Minimum response time

  • -1 when the ping operation fails.
  • Non-generative number in normal cases.

avg_time

Average response time

  • -1 when the ping operation fails.
  • Non-generative number in normal cases.

tp95_time

Response time at the 95th percentile

  • -1 when the ping operation fails.
  • Non-generative number in normal cases.

reply_stat_num

Number of responses returned in a query

-

ping_total_num

Total number of responses received during the task

-

Viewing Fault Information

Run the following command on the management node to view the fault information of UnifiedBus network detection:

kubectl describe cm -n cluster-system  pingmesh-fault-<nodename>

The following table describes the fields in fault information.
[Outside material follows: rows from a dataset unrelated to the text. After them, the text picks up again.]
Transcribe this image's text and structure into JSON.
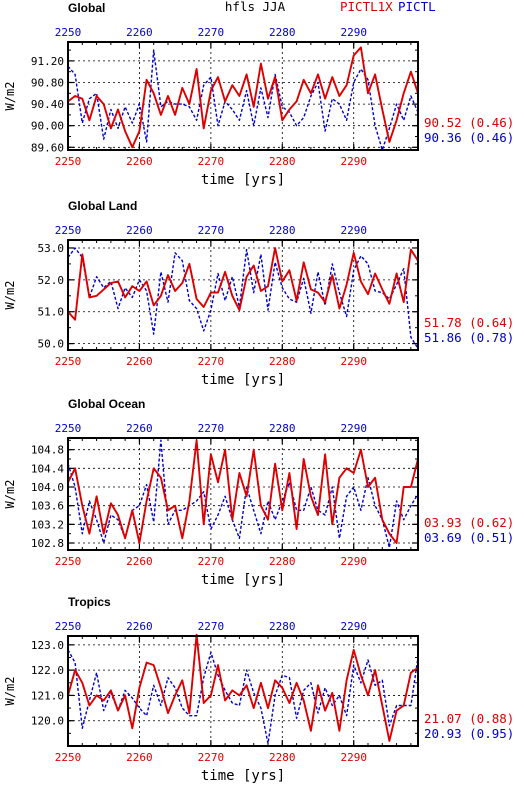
{
  "header": {
    "variable": "hfls JJA",
    "series_label_1": "PICTL1X",
    "series_label_2": "PICTL"
  },
  "colors": {
    "series_1": "#dd0000",
    "series_2": "#0000cc",
    "axis": "#000000"
  },
  "chart_data": [
    {
      "type": "line",
      "title": "Global",
      "xlabel": "time [yrs]",
      "ylabel": "W/m2",
      "xlim": [
        2250,
        2299
      ],
      "ylim": [
        89.55,
        91.55
      ],
      "x_ticks": [
        2250,
        2260,
        2270,
        2280,
        2290
      ],
      "x_tick_labels_bottom": [
        "2250",
        "2260",
        "2270",
        "2280",
        "2290"
      ],
      "x_tick_labels_top": [
        "2250",
        "2260",
        "2270",
        "2280",
        "2290"
      ],
      "y_ticks": [
        89.6,
        90.0,
        90.4,
        90.8,
        91.2
      ],
      "y_tick_labels": [
        "89.60",
        "90.00",
        "90.40",
        "90.80",
        "91.20"
      ],
      "grid": true,
      "x": [
        2250,
        2251,
        2252,
        2253,
        2254,
        2255,
        2256,
        2257,
        2258,
        2259,
        2260,
        2261,
        2262,
        2263,
        2264,
        2265,
        2266,
        2267,
        2268,
        2269,
        2270,
        2271,
        2272,
        2273,
        2274,
        2275,
        2276,
        2277,
        2278,
        2279,
        2280,
        2281,
        2282,
        2283,
        2284,
        2285,
        2286,
        2287,
        2288,
        2289,
        2290,
        2291,
        2292,
        2293,
        2294,
        2295,
        2296,
        2297,
        2298,
        2299
      ],
      "series": [
        {
          "name": "PICTL1X",
          "color": "#dd0000",
          "dash": "solid",
          "values": [
            90.45,
            90.55,
            90.5,
            90.1,
            90.55,
            90.4,
            89.95,
            90.3,
            89.9,
            89.6,
            89.9,
            90.85,
            90.6,
            90.2,
            90.55,
            90.2,
            90.7,
            90.4,
            91.05,
            89.95,
            90.65,
            90.9,
            90.45,
            90.75,
            90.55,
            90.95,
            90.35,
            91.15,
            90.5,
            90.9,
            90.1,
            90.3,
            90.45,
            90.85,
            90.6,
            90.95,
            90.5,
            90.9,
            90.55,
            90.75,
            91.3,
            91.45,
            90.6,
            90.95,
            90.3,
            89.7,
            90.1,
            90.6,
            91.0,
            90.6
          ]
        },
        {
          "name": "PICTL",
          "color": "#0000cc",
          "dash": "dashed",
          "values": [
            91.1,
            90.95,
            90.05,
            90.5,
            90.6,
            89.75,
            90.3,
            89.95,
            90.35,
            90.05,
            90.4,
            89.7,
            91.4,
            90.35,
            90.45,
            90.4,
            90.4,
            90.35,
            90.1,
            90.75,
            90.9,
            90.0,
            90.45,
            90.3,
            90.1,
            90.65,
            90.0,
            90.7,
            90.15,
            90.95,
            90.35,
            90.25,
            90.0,
            90.15,
            90.55,
            90.8,
            89.9,
            90.5,
            90.4,
            90.1,
            90.8,
            91.05,
            90.85,
            90.0,
            89.55,
            89.95,
            90.4,
            90.1,
            90.55,
            90.25
          ]
        }
      ],
      "stats": [
        {
          "text": "90.52 (0.46)",
          "color": "#dd0000"
        },
        {
          "text": "90.36 (0.46)",
          "color": "#0000cc"
        }
      ]
    },
    {
      "type": "line",
      "title": "Global Land",
      "xlabel": "time [yrs]",
      "ylabel": "W/m2",
      "xlim": [
        2250,
        2299
      ],
      "ylim": [
        49.8,
        53.25
      ],
      "x_ticks": [
        2250,
        2260,
        2270,
        2280,
        2290
      ],
      "x_tick_labels_bottom": [
        "2250",
        "2260",
        "2270",
        "2280",
        "2290"
      ],
      "x_tick_labels_top": [
        "2250",
        "2260",
        "2270",
        "2280",
        "2290"
      ],
      "y_ticks": [
        50.0,
        51.0,
        52.0,
        53.0
      ],
      "y_tick_labels": [
        "50.0",
        "51.0",
        "52.0",
        "53.0"
      ],
      "grid": true,
      "x": [
        2250,
        2251,
        2252,
        2253,
        2254,
        2255,
        2256,
        2257,
        2258,
        2259,
        2260,
        2261,
        2262,
        2263,
        2264,
        2265,
        2266,
        2267,
        2268,
        2269,
        2270,
        2271,
        2272,
        2273,
        2274,
        2275,
        2276,
        2277,
        2278,
        2279,
        2280,
        2281,
        2282,
        2283,
        2284,
        2285,
        2286,
        2287,
        2288,
        2289,
        2290,
        2291,
        2292,
        2293,
        2294,
        2295,
        2296,
        2297,
        2298,
        2299
      ],
      "series": [
        {
          "name": "PICTL1X",
          "color": "#dd0000",
          "dash": "solid",
          "values": [
            51.0,
            50.75,
            52.8,
            51.45,
            51.5,
            51.7,
            51.9,
            51.95,
            51.45,
            51.8,
            51.65,
            51.95,
            51.2,
            51.5,
            52.15,
            51.65,
            51.9,
            52.5,
            51.4,
            51.15,
            51.6,
            51.6,
            52.25,
            51.5,
            51.05,
            52.1,
            52.45,
            51.65,
            51.8,
            53.0,
            51.95,
            52.3,
            51.35,
            52.55,
            51.7,
            51.6,
            51.3,
            52.15,
            51.1,
            51.85,
            52.85,
            51.95,
            51.55,
            52.2,
            51.7,
            51.25,
            52.2,
            51.3,
            52.95,
            52.6
          ]
        },
        {
          "name": "PICTL",
          "color": "#0000cc",
          "dash": "dashed",
          "values": [
            52.7,
            53.0,
            52.7,
            51.45,
            52.1,
            51.75,
            51.95,
            51.1,
            51.75,
            51.45,
            52.0,
            51.65,
            50.3,
            52.25,
            51.3,
            52.85,
            52.6,
            51.35,
            51.1,
            50.4,
            51.05,
            52.2,
            51.35,
            52.1,
            51.15,
            52.95,
            51.6,
            52.8,
            51.05,
            52.55,
            51.75,
            51.4,
            51.3,
            52.05,
            50.95,
            52.25,
            51.2,
            52.5,
            51.6,
            50.85,
            52.3,
            52.75,
            52.5,
            51.65,
            51.6,
            51.4,
            51.85,
            52.35,
            50.2,
            49.85
          ]
        }
      ],
      "stats": [
        {
          "text": "51.78 (0.64)",
          "color": "#dd0000"
        },
        {
          "text": "51.86 (0.78)",
          "color": "#0000cc"
        }
      ]
    },
    {
      "type": "line",
      "title": "Global Ocean",
      "xlabel": "time [yrs]",
      "ylabel": "W/m2",
      "xlim": [
        2250,
        2299
      ],
      "ylim": [
        102.65,
        105.05
      ],
      "x_ticks": [
        2250,
        2260,
        2270,
        2280,
        2290
      ],
      "x_tick_labels_bottom": [
        "2250",
        "2260",
        "2270",
        "2280",
        "2290"
      ],
      "x_tick_labels_top": [
        "2250",
        "2260",
        "2270",
        "2280",
        "2290"
      ],
      "y_ticks": [
        102.8,
        103.2,
        103.6,
        104.0,
        104.4,
        104.8
      ],
      "y_tick_labels": [
        "102.8",
        "103.2",
        "103.6",
        "104.0",
        "104.4",
        "104.8"
      ],
      "grid": true,
      "x": [
        2250,
        2251,
        2252,
        2253,
        2254,
        2255,
        2256,
        2257,
        2258,
        2259,
        2260,
        2261,
        2262,
        2263,
        2264,
        2265,
        2266,
        2267,
        2268,
        2269,
        2270,
        2271,
        2272,
        2273,
        2274,
        2275,
        2276,
        2277,
        2278,
        2279,
        2280,
        2281,
        2282,
        2283,
        2284,
        2285,
        2286,
        2287,
        2288,
        2289,
        2290,
        2291,
        2292,
        2293,
        2294,
        2295,
        2296,
        2297,
        2298,
        2299
      ],
      "series": [
        {
          "name": "PICTL1X",
          "color": "#dd0000",
          "dash": "solid",
          "values": [
            104.1,
            104.4,
            103.6,
            103.0,
            103.8,
            103.0,
            103.65,
            103.4,
            102.9,
            103.5,
            102.8,
            103.7,
            104.4,
            104.2,
            103.5,
            103.6,
            102.9,
            103.7,
            105.0,
            103.2,
            104.7,
            104.1,
            104.8,
            103.3,
            104.3,
            103.8,
            104.8,
            103.6,
            103.3,
            104.5,
            103.5,
            104.3,
            103.1,
            104.6,
            103.8,
            103.4,
            104.7,
            103.2,
            104.2,
            104.4,
            104.3,
            104.8,
            104.0,
            104.2,
            103.3,
            103.0,
            102.8,
            104.0,
            104.0,
            104.6
          ]
        },
        {
          "name": "PICTL",
          "color": "#0000cc",
          "dash": "dashed",
          "values": [
            104.5,
            104.0,
            103.0,
            103.7,
            103.3,
            102.8,
            103.4,
            103.3,
            102.9,
            103.5,
            103.6,
            104.05,
            103.25,
            105.0,
            103.2,
            103.5,
            103.5,
            103.6,
            103.7,
            103.9,
            103.1,
            103.4,
            103.8,
            103.3,
            102.9,
            104.0,
            103.5,
            103.0,
            103.7,
            103.3,
            103.7,
            104.1,
            103.5,
            103.5,
            104.0,
            103.5,
            103.4,
            104.0,
            102.9,
            103.8,
            104.0,
            103.5,
            104.2,
            103.6,
            103.3,
            102.7,
            103.7,
            103.3,
            103.6,
            103.85
          ]
        }
      ],
      "stats": [
        {
          "text": "03.93 (0.62)",
          "color": "#dd0000"
        },
        {
          "text": "03.69 (0.51)",
          "color": "#0000cc"
        }
      ]
    },
    {
      "type": "line",
      "title": "Tropics",
      "xlabel": "time [yrs]",
      "ylabel": "W/m2",
      "xlim": [
        2250,
        2299
      ],
      "ylim": [
        119.0,
        123.35
      ],
      "x_ticks": [
        2250,
        2260,
        2270,
        2280,
        2290
      ],
      "x_tick_labels_bottom": [
        "2250",
        "2260",
        "2270",
        "2280",
        "2290"
      ],
      "x_tick_labels_top": [
        "2250",
        "2260",
        "2270",
        "2280",
        "2290"
      ],
      "y_ticks": [
        120.0,
        121.0,
        122.0,
        123.0
      ],
      "y_tick_labels": [
        "120.0",
        "121.0",
        "122.0",
        "123.0"
      ],
      "grid": true,
      "x": [
        2250,
        2251,
        2252,
        2253,
        2254,
        2255,
        2256,
        2257,
        2258,
        2259,
        2260,
        2261,
        2262,
        2263,
        2264,
        2265,
        2266,
        2267,
        2268,
        2269,
        2270,
        2271,
        2272,
        2273,
        2274,
        2275,
        2276,
        2277,
        2278,
        2279,
        2280,
        2281,
        2282,
        2283,
        2284,
        2285,
        2286,
        2287,
        2288,
        2289,
        2290,
        2291,
        2292,
        2293,
        2294,
        2295,
        2296,
        2297,
        2298,
        2299
      ],
      "series": [
        {
          "name": "PICTL1X",
          "color": "#dd0000",
          "dash": "solid",
          "values": [
            121.0,
            122.0,
            121.5,
            120.6,
            121.0,
            120.8,
            121.2,
            120.4,
            121.0,
            119.7,
            121.3,
            122.3,
            122.2,
            121.3,
            120.3,
            121.0,
            121.6,
            120.3,
            123.4,
            120.7,
            121.0,
            122.2,
            120.8,
            121.2,
            121.0,
            121.4,
            120.5,
            121.5,
            120.5,
            121.6,
            121.3,
            120.7,
            121.5,
            120.8,
            119.6,
            121.4,
            120.4,
            121.1,
            119.6,
            121.6,
            122.8,
            121.8,
            121.0,
            122.0,
            120.6,
            119.2,
            120.4,
            120.6,
            121.9,
            122.1
          ]
        },
        {
          "name": "PICTL",
          "color": "#0000cc",
          "dash": "dashed",
          "values": [
            122.8,
            122.3,
            119.7,
            120.8,
            121.9,
            120.4,
            121.1,
            120.4,
            121.2,
            120.9,
            120.5,
            120.2,
            121.4,
            120.6,
            121.7,
            121.3,
            120.5,
            120.2,
            120.2,
            121.7,
            122.7,
            121.8,
            121.2,
            120.7,
            120.6,
            122.0,
            121.1,
            120.5,
            119.1,
            121.0,
            121.8,
            121.7,
            120.1,
            121.2,
            121.5,
            120.3,
            121.3,
            120.6,
            121.0,
            120.2,
            122.2,
            121.5,
            122.4,
            121.4,
            121.6,
            119.8,
            120.6,
            120.6,
            120.6,
            122.5
          ]
        }
      ],
      "stats": [
        {
          "text": "21.07 (0.88)",
          "color": "#dd0000"
        },
        {
          "text": "20.93 (0.95)",
          "color": "#0000cc"
        }
      ]
    }
  ]
}
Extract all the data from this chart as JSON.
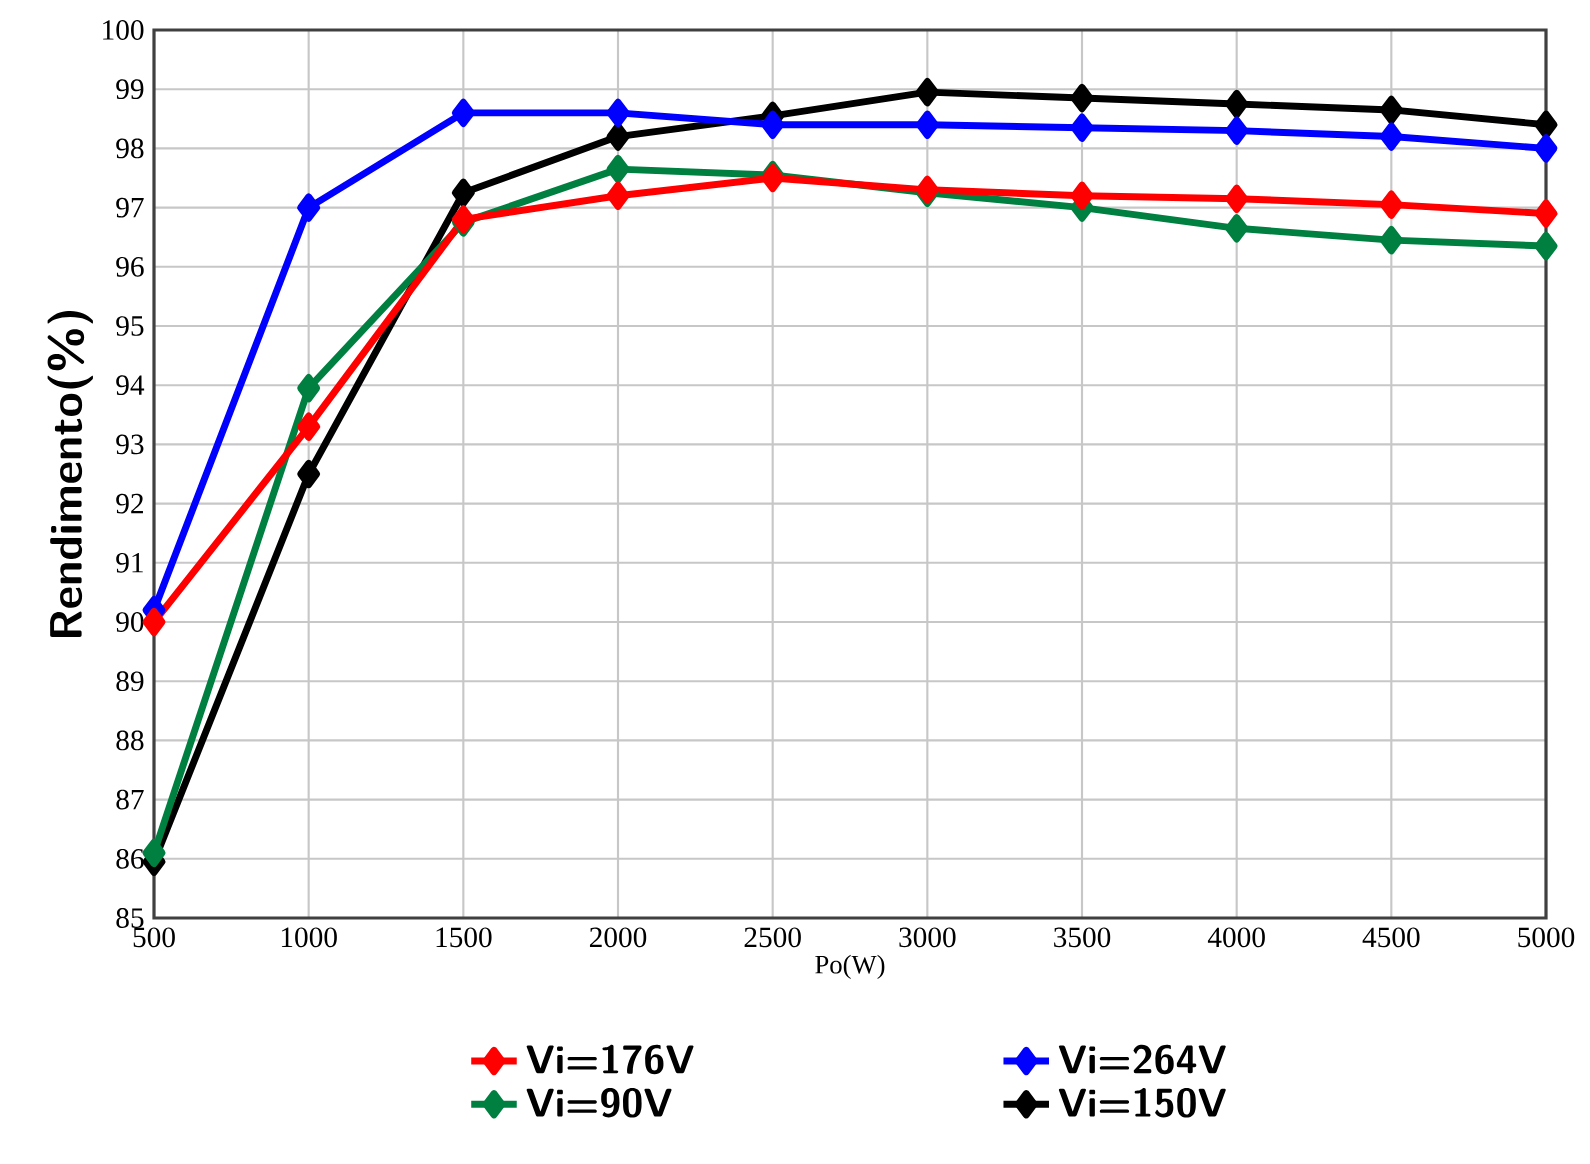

Table 3 pingmesh-fault-<nodename>

Parameter

Description

Value

mc-consumer-publicfault

label key required for ClusterD listening

true

PublicFault

Key of the public fault information

For details, see Table 2.

Known UnifiedBus Network Fault

Fault Code

Fault Description

Fault Level

220001001

NPU HCCS network fault

SeparateNPU

NOTE:

This fault level cannot be configured.